Last week, I traveled with Vice President Biden to Philadelphia to announce a comprehensive plan for an American high-speed rail network. As the Vice President said that day, "We know that public infrastructure investment increases private-sector productivity, promotes growth, and creates jobs."
That’s because transportation is the lifeblood of today’s global economy. And if we can’t move goods and people faster and more efficiently than our competition, there’s no way we can remain the most prosperous and productive country in the world. The undeniable fact is that our existing systems are not up to tomorrow's load.
Unfortunately, some continue to take the short view on our economy. Robert Samuelson's attack on President Obama's high-speed rail initiative in Monday’s Washington Post was equally as shortsighted as the Post’s editorial last month criticizing our high-speed rail plan.
But as the Secretary of Transportation, let me be clear: there is no amount of money that could build enough capacity on our highways and at airports to keep up with our expected population growth in coming decades. America’s population will grow by 70 million in the next 25 years and 100 million in the next 40 years. Adding capacity to an interstate highway in the congested Northeast would cost more than $40 million per mile and cause enormous traffic backups, assuming we even had the space. A relatively “inexpensive” airport runway can cost half a billion dollars to construct.
High-speed rail can alleviate congestion both in the air and on our roads. It can do that with more energy efficiency than other forms of transportation. High-speed rail will involve upgrades to our freight rail system that will be needed to serve a swelling population. And it will support an industry that will add jobs for our workers.
In fact, more than 30 foreign and domestic rail manufacturers and suppliers have committed to locating or expanding their base of operations in the United States if they get the chance to work on our high speed rail program. Some are already locating here.
Siemens, for example, is manufacturing train cars and other equipment in Sacramento. CAF is doing the same in Elmira, New York. Caterpillar/EMD is building a locomotive assembly plant in Indiana. And Steel Dynamics, Inc. is expanding a steel manufacturing plant in Columbia City, Indiana.
One need look no further than Wisconsin to see that rail companies are chomping at the bit to hire American workers and use American materials to help jump-start an American high-speed rail manufacturing industry. Talgo, a Spanish-owned rail manufacturer, set up shop in Milwaukee, hiring more than 100 workers and planning to hire even more. When Governor Scott Walker closed the door on Wisconsin's high-speed rail segment, Talgo decided to close the door on its operation in Milwaukee and move elsewhere.
Along the increasingly congested roadways near Amtrak's Keystone Corridor in Pennsylvania, we can see an example of how American rail works. Harrisburg-to-Philadelphia is too short a distance to fly, but too long for some travelers to drive. Amtrak upgrades to that corridor's rail line increased speeds significantly so that ridership increased by 57 percent. And business travelers like the line because they can work while traveling--unlike drivers who would otherwise be stuck in traffic.

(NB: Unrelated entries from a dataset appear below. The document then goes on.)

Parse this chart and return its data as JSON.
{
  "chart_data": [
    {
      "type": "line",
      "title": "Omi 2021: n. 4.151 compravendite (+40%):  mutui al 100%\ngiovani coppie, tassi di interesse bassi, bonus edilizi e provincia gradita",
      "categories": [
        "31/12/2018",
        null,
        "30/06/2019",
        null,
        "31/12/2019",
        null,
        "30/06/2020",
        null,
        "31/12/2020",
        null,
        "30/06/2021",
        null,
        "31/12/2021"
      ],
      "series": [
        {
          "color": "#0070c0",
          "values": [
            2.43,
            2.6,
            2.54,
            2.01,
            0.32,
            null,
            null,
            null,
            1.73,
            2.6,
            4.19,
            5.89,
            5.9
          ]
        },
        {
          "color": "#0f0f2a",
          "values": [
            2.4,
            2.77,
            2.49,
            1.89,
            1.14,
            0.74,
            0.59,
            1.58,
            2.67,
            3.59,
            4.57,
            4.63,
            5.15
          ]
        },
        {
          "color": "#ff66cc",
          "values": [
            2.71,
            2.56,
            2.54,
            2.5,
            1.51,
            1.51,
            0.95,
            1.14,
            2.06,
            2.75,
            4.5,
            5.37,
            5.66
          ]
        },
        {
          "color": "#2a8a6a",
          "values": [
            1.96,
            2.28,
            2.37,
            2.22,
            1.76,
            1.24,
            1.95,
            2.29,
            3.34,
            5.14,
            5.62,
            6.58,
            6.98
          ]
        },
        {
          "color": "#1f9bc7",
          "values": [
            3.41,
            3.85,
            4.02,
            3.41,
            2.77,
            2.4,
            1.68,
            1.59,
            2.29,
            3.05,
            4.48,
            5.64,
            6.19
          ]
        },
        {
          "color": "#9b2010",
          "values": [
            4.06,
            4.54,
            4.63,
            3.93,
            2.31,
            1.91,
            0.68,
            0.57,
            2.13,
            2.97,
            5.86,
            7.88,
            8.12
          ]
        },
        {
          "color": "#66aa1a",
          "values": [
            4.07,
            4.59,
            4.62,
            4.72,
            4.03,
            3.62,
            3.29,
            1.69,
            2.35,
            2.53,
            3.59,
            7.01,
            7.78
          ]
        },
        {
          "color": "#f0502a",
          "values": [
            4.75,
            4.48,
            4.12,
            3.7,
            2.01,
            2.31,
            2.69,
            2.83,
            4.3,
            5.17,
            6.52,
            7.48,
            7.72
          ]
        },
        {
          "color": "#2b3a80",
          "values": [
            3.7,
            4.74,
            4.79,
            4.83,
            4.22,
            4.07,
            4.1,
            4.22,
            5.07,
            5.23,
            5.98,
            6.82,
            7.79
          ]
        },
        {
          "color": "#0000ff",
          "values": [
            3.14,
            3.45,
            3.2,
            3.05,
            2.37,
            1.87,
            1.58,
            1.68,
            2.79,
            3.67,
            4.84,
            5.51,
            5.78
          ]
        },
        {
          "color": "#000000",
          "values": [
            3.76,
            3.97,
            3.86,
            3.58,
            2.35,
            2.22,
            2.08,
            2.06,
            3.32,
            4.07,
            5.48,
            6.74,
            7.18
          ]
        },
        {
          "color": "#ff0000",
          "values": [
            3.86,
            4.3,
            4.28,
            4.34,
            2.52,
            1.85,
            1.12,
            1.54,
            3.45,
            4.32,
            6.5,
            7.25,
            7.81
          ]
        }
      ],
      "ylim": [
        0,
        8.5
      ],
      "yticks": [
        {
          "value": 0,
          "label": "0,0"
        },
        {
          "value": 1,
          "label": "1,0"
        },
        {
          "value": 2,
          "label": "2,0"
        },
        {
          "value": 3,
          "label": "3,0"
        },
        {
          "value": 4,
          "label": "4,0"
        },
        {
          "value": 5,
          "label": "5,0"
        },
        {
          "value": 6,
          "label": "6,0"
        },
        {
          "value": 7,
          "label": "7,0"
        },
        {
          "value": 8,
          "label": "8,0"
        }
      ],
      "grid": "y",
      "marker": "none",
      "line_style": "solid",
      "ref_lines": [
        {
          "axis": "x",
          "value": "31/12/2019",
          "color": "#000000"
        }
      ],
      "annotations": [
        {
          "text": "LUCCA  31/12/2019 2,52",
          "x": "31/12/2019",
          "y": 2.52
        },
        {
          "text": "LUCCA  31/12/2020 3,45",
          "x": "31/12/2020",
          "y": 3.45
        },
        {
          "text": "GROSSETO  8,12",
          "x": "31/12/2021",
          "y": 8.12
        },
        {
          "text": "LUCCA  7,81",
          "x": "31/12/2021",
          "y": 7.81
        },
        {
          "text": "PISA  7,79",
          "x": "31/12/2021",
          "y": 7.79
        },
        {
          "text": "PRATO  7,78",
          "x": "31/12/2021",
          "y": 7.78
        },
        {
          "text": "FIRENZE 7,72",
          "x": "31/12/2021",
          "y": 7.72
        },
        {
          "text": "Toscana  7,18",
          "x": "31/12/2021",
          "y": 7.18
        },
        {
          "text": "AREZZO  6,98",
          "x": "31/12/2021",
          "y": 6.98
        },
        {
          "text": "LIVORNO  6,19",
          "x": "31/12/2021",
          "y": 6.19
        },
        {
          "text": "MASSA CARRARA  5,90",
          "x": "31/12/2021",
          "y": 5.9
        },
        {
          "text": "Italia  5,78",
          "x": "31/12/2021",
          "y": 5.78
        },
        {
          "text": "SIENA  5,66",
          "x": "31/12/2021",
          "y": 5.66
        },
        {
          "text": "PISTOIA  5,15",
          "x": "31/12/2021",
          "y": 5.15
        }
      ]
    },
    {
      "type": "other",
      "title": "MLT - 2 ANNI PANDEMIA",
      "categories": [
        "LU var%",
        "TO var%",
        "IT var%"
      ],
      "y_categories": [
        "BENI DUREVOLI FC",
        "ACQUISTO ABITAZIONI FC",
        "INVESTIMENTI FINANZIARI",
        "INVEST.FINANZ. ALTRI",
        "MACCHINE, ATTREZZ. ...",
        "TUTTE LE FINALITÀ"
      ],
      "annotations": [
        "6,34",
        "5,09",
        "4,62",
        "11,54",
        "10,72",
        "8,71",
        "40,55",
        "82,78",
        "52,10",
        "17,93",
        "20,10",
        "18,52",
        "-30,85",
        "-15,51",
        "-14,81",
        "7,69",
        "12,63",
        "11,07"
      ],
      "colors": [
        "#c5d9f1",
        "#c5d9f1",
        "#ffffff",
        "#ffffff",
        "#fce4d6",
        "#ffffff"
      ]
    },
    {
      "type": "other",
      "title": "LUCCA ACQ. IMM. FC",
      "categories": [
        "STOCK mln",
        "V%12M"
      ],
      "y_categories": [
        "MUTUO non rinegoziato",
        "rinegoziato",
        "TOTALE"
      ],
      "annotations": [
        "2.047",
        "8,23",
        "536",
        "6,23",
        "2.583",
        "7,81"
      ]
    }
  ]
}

Amtrak's enormously successful Acela service in the Northeast Corridor demonstrates that safe, convenient, reliable passenger rail can carry its own weight. Last year that line took in $1.40 in revenue for every dollar in operating costs, and Amtrak has enjoyed 15 straight months of ridership growth.
The President understands what the Washington Post does not—that we can’t shortchange tomorrow's economy by failing to lay the foundation for growth today. That’s why the President Obama is launching a high-speed rail network that will serve 80 percent of Americans and its legacy will be more than trains, tracks, and ties. It will be an economy on the move and a future that we are prepared to win.